I’m from Aotearoa, and throughout my journey has led me to the land down under, where I currently reside. My first research experience was at the National Institute of Water and Atmospheric Research (NIWA), where I looked at the effects of run-off sedimentation on the growth of marine bivalves. I then moved to fish ecology with the Large River Research group at the University of Waikato, investigating the role of floodplain habitats on the recruitment of larval fish. Near the end of my undergraduate degree, I took on a project investigating scent discrimination behaviour in the tuatara.

 

I then went to The University of Queensland, Australia for my Honours degree, examining the burrowing energetics of skinks as well as the comparative morphology of related species.
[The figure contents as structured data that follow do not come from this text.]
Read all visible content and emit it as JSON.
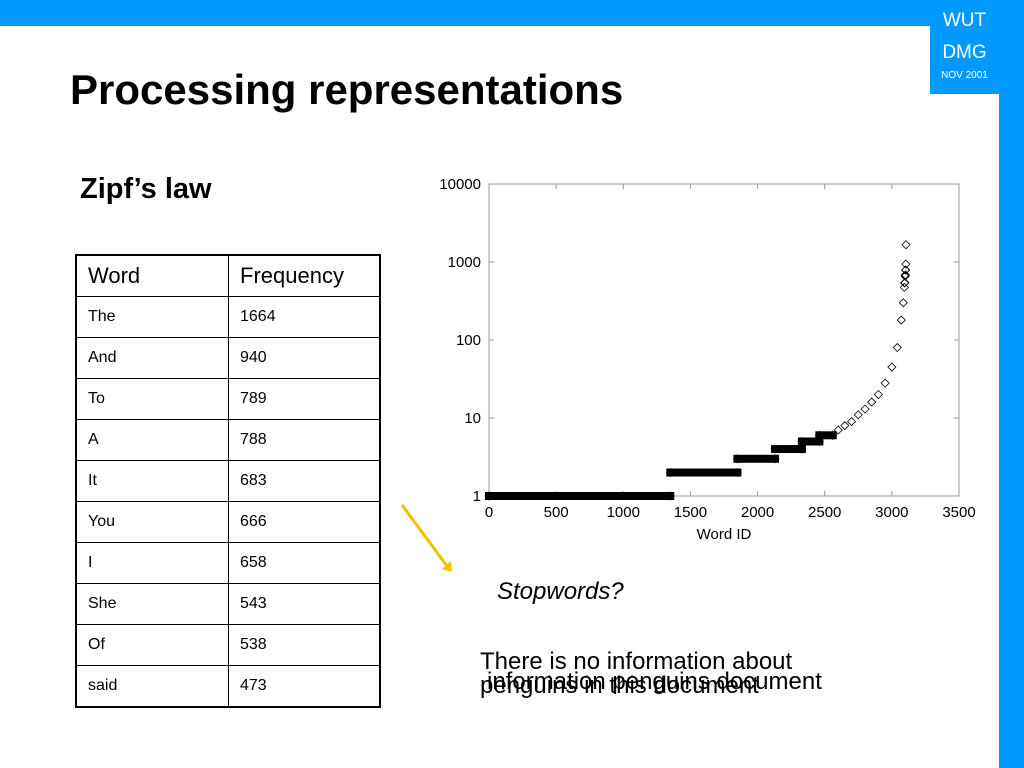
{
  "slide": {
    "title": "Processing representations",
    "subtitle": "Zipf’s law",
    "logo": {
      "line1": "WUT",
      "line2": "DMG",
      "line3": "NOV 2001"
    },
    "stopwords_label": "Stopwords?",
    "note_text": "There is no information about penguins in this document",
    "note_overlay_text": "information penguins document",
    "colors": {
      "accent": "#0099ff",
      "arrow": "#f5c000"
    }
  },
  "table": {
    "headers": [
      "Word",
      "Frequency"
    ],
    "rows": [
      [
        "The",
        "1664"
      ],
      [
        "And",
        "940"
      ],
      [
        "To",
        "789"
      ],
      [
        "A",
        "788"
      ],
      [
        "It",
        "683"
      ],
      [
        "You",
        "666"
      ],
      [
        "I",
        "658"
      ],
      [
        "She",
        "543"
      ],
      [
        "Of",
        "538"
      ],
      [
        "said",
        "473"
      ]
    ]
  },
  "chart_data": {
    "type": "scatter",
    "xlabel": "Word ID",
    "ylabel": "",
    "title": "",
    "xlim": [
      0,
      3500
    ],
    "ylim": [
      1,
      10000
    ],
    "y_scale": "log",
    "grid": false,
    "marker": "diamond",
    "x_ticks": [
      0,
      500,
      1000,
      1500,
      2000,
      2500,
      3000,
      3500
    ],
    "y_ticks": [
      1,
      10,
      100,
      1000,
      10000
    ],
    "x_tick_labels": [
      "0",
      "500",
      "1000",
      "1500",
      "2000",
      "2500",
      "3000",
      "3500"
    ],
    "y_tick_labels": [
      "1",
      "10",
      "100",
      "1000",
      "10000"
    ],
    "segments": [
      {
        "y": 1,
        "x_start": 0,
        "x_end": 1350
      },
      {
        "y": 2,
        "x_start": 1350,
        "x_end": 1850
      },
      {
        "y": 3,
        "x_start": 1850,
        "x_end": 2130
      },
      {
        "y": 4,
        "x_start": 2130,
        "x_end": 2330
      },
      {
        "y": 5,
        "x_start": 2330,
        "x_end": 2460
      },
      {
        "y": 6,
        "x_start": 2460,
        "x_end": 2560
      }
    ],
    "points": [
      {
        "x": 2600,
        "y": 7
      },
      {
        "x": 2650,
        "y": 8
      },
      {
        "x": 2700,
        "y": 9
      },
      {
        "x": 2750,
        "y": 11
      },
      {
        "x": 2800,
        "y": 13
      },
      {
        "x": 2850,
        "y": 16
      },
      {
        "x": 2900,
        "y": 20
      },
      {
        "x": 2950,
        "y": 28
      },
      {
        "x": 3000,
        "y": 45
      },
      {
        "x": 3040,
        "y": 80
      },
      {
        "x": 3070,
        "y": 180
      },
      {
        "x": 3085,
        "y": 300
      },
      {
        "x": 3093,
        "y": 473
      },
      {
        "x": 3095,
        "y": 538
      },
      {
        "x": 3097,
        "y": 543
      },
      {
        "x": 3099,
        "y": 658
      },
      {
        "x": 3100,
        "y": 666
      },
      {
        "x": 3101,
        "y": 683
      },
      {
        "x": 3102,
        "y": 788
      },
      {
        "x": 3103,
        "y": 789
      },
      {
        "x": 3104,
        "y": 940
      },
      {
        "x": 3105,
        "y": 1664
      }
    ]
  }
}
Continuing my interest in reptiles allowed me to assist with projects on how lizards run bipedally, and role of the cloaca in salt balance in crocodiles. Afterward, I pursued a PhD program in the ECO-Lab looking at how emerging infectious diseases such as chytridiomycosis disrupts frog skin function. From 2019–2021, I was appointed as a Postdoctoral Research Associate at The University of Sydney, where I looked at how plastic pollutants influenced animals' response to climate change, followed by a Postdoctoral Research Fellow position at Western Sydney University looking at the vulnerability of Australian bats to white-nose syndrome with the BatsLab.